I spend my free time grinding competitive programming and working through olympiad problem sets. The algorithmic intuition matters—when you've solved enough hard problems, you start seeing the structure underneath systems design decisions.
✦ Compilers & Static Analysis ✦
I built Memspect, a static analysis framework for production C codebases—not a toy lexer, but something that handles the pathological cases: pointer aliasing through casts, dataflow across compilation units, the undefined behavior that naive analyses miss. Presented at IICT 2024 and ERCICA. Working on it taught me more about LLVM internals than any course could.
I did research at IIT Madras contributing to an OCaml-based hardware DSL for FPGA design. That's where OCaml got beaten into my head—not "learned functional programming," but hundreds of hours writing real code until I started thinking in algebraic data types and exhaustive pattern matching. Now I'm implementing an LSP from scratch in Rust because I want to understand how language servers actually work at the protocol level.
SSA form, graph-coloring register allocation, x86-64 codegen—I've implemented all of it. The interesting part is the optimizations that actually matter in practice: instruction selection trade-offs, scheduling for modern microarchitectures, the 20% of compiler work that gives you 80% of the performance.
✦ Storage Engines & Databases ✦
I'm building Tachyon, an LSM storage engine in Rust. Memtables, SSTables with block indexing, write-ahead logging, bloom filters, configurable compaction strategies. The point isn't just implementing a spec—it's understanding the design space well enough to make my own trade-offs. I know when leveled compaction beats tiered, why some engines separate keys from values, and what happens to write amplification when you tune the level multiplier.
I've implemented buffer pool managers with different eviction policies, B+ tree indexes with proper concurrency control, query execution with operator fusion. When I read database papers, I implement the core ideas myself to make sure I actually understand them. Reading about something and building it are completely different levels of understanding.
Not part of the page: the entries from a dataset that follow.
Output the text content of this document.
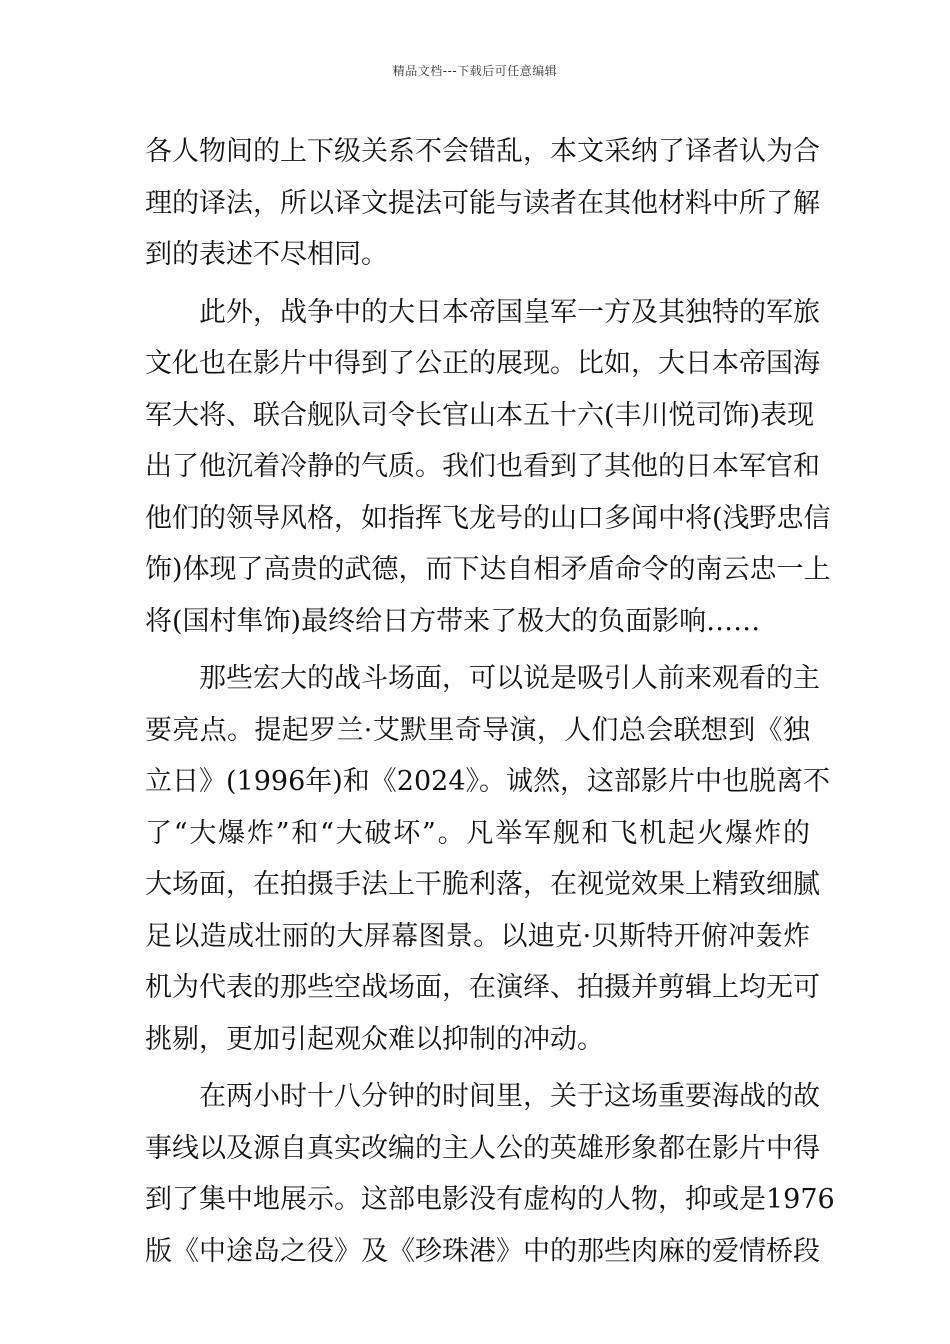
精品文档---下载后可任意编辑
各人物间的上下级关系不会错乱，本文采纳了译者认为合
理的译法，所以译文提法可能与读者在其他材料中所了解
到的表述不尽相同。
此外，战争中的大日本帝国皇军一方及其独特的军旅
文化也在影片中得到了公正的展现。比如，大日本帝国海
军大将、联合舰队司令长官山本五十六(丰川悦司饰)表现
出了他沉着冷静的气质。我们也看到了其他的日本军官和
他们的领导风格，如指挥飞龙号的山口多闻中将(浅野忠信
饰)体现了高贵的武德，而下达自相矛盾命令的南云忠一上
将(国村隼饰)最终给日方带来了极大的负面影响……
那些宏大的战斗场面，可以说是吸引人前来观看的主
要亮点。提起罗兰·艾默里奇导演，人们总会联想到《独
立日》(1996年)和《2024》。诚然，这部影片中也脱离不
了“大爆炸”和“大破坏”。凡举军舰和飞机起火爆炸的
大场面，在拍摄手法上干脆利落，在视觉效果上精致细腻
足以造成壮丽的大屏幕图景。以迪克·贝斯特开俯冲轰炸
机为代表的那些空战场面，在演绎、拍摄并剪辑上均无可
挑剔，更加引起观众难以抑制的冲动。
在两小时十八分钟的时间里，关于这场重要海战的故
事线以及源自真实改编的主人公的英雄形象都在影片中得
到了集中地展示。这部电影没有虚构的人物，抑或是1976
版《中途岛之役》及《珍珠港》中的那些肉麻的爱情桥段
✦ Operating Systems & Kernels ✦
I've written kernels from scratch: bootloader, page tables, preemptive scheduler, system calls, device drivers for keyboard and timer interrupts. Context switching in assembly. Debugging triple faults at 2am. The kind of work where you really understand what the hardware is doing because you're the one talking to it directly.
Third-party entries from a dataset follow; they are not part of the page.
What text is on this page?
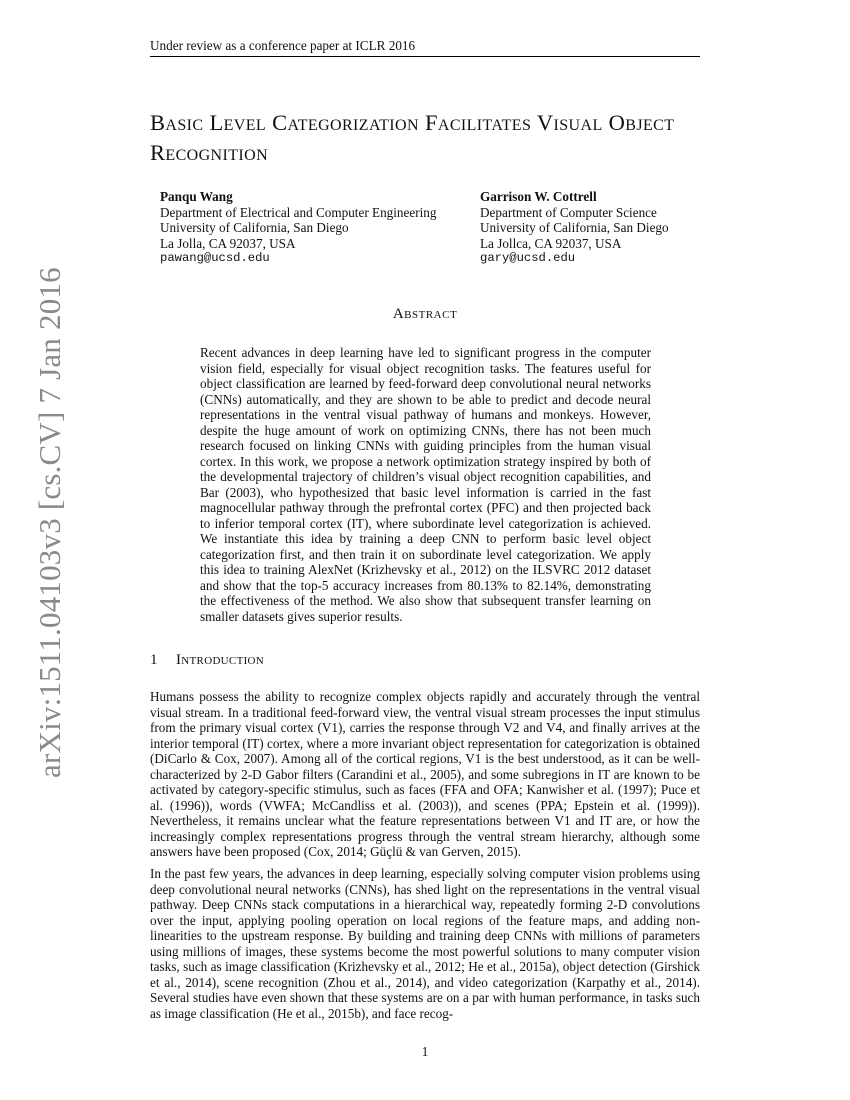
Under review as a conference paper at ICLR 2016
arXiv:1511.04103v3 [cs.CV] 7 Jan 2016
Basic Level Categorization Facilitates Visual Object Recognition
Panqu Wang
Department of Electrical and Computer Engineering
University of California, San Diego
La Jolla, CA 92037, USA
pawang@ucsd.edu
Garrison W. Cottrell
Department of Computer Science
University of California, San Diego
La Jollca, CA 92037, USA
gary@ucsd.edu
Abstract
Recent advances in deep learning have led to significant progress in the computer vision field, especially for visual object recognition tasks. The features useful for object classification are learned by feed-forward deep convolutional neural networks (CNNs) automatically, and they are shown to be able to predict and decode neural representations in the ventral visual pathway of humans and monkeys. However, despite the huge amount of work on optimizing CNNs, there has not been much research focused on linking CNNs with guiding principles from the human visual cortex. In this work, we propose a network optimization strategy inspired by both of the developmental trajectory of children’s visual object recognition capabilities, and Bar (2003), who hypothesized that basic level information is carried in the fast magnocellular pathway through the prefrontal cortex (PFC) and then projected back to inferior temporal cortex (IT), where subordinate level categorization is achieved. We instantiate this idea by training a deep CNN to perform basic level object categorization first, and then train it on subordinate level categorization. We apply this idea to training AlexNet (Krizhevsky et al., 2012) on the ILSVRC 2012 dataset and show that the top-5 accuracy increases from 80.13% to 82.14%, demonstrating the effectiveness of the method. We also show that subsequent transfer learning on smaller datasets gives superior results.
1 Introduction

Humans possess the ability to recognize complex objects rapidly and accurately through the ventral visual stream. In a traditional feed-forward view, the ventral visual stream processes the input stimulus from the primary visual cortex (V1), carries the response through V2 and V4, and finally arrives at the interior temporal (IT) cortex, where a more invariant object representation for categorization is obtained (DiCarlo & Cox, 2007). Among all of the cortical regions, V1 is the best understood, as it can be well-characterized by 2-D Gabor filters (Carandini et al., 2005), and some subregions in IT are known to be activated by category-specific stimulus, such as faces (FFA and OFA; Kanwisher et al. (1997); Puce et al. (1996)), words (VWFA; McCandliss et al. (2003)), and scenes (PPA; Epstein et al. (1999)). Nevertheless, it remains unclear what the feature representations between V1 and IT are, or how the increasingly complex representations progress through the ventral stream hierarchy, although some answers have been proposed (Cox, 2014; Güçlü & van Gerven, 2015).

In the past few years, the advances in deep learning, especially solving computer vision problems using deep convolutional neural networks (CNNs), has shed light on the representations in the ventral visual pathway. Deep CNNs stack computations in a hierarchical way, repeatedly forming 2-D convolutions over the input, applying pooling operation on local regions of the feature maps, and adding non-linearities to the upstream response. By building and training deep CNNs with millions of parameters using millions of images, these systems become the most powerful solutions to many computer vision tasks, such as image classification (Krizhevsky et al., 2012; He et al., 2015a), object detection (Girshick et al., 2014), scene recognition (Zhou et al., 2014), and video categorization (Karpathy et al., 2014). Several studies have even shown that these systems are on a par with human performance, in tasks such as image classification (He et al., 2015b), and face recog-

1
I write Linux kernel modules—not following tutorials, but actually reading kernel source and understanding the scheduler, the VFS layer, how io_uring works at the syscall level. My EE background helps here: I understand TLB shootdowns, cache coherence protocols, memory ordering constraints. When I think about performance, I'm thinking about what the silicon is actually doing, not just what the programming model promises.
✦ Distributed Systems ✦
I've implemented MapReduce with fault tolerance, Raft consensus with leader election and log compaction, fault-tolerant key-value stores, sharded databases with dynamic reconfiguration. Not just getting them to pass tests—understanding them deeply enough to debug subtle liveness issues and reason about safety under network partitions.
I lead a systems reading group where we go through papers and implement the core ideas: consensus protocols, distributed transactions, CRDTs. Teaching other people forces you to actually understand things. If you can't explain why linearizability matters to someone who's confused about it, you probably don't get it yourself.
✦ Hardware & Performance ✦
My EE degree means I understand hardware at a level most software engineers don't. I've designed digital circuits, worked on FPGA implementations, understand pipelining and timing constraints. When I think about performance, I think about roofline models, memory bandwidth, cache hierarchies—not just algorithmic complexity.
Performance engineering is about measurement, not intuition. I profile before I optimize, I understand where cycles actually go, and I know when the bottleneck is memory vs compute. This matters more than most people realize—the difference between code that runs and code that runs fast is often understanding what the hardware is actually doing.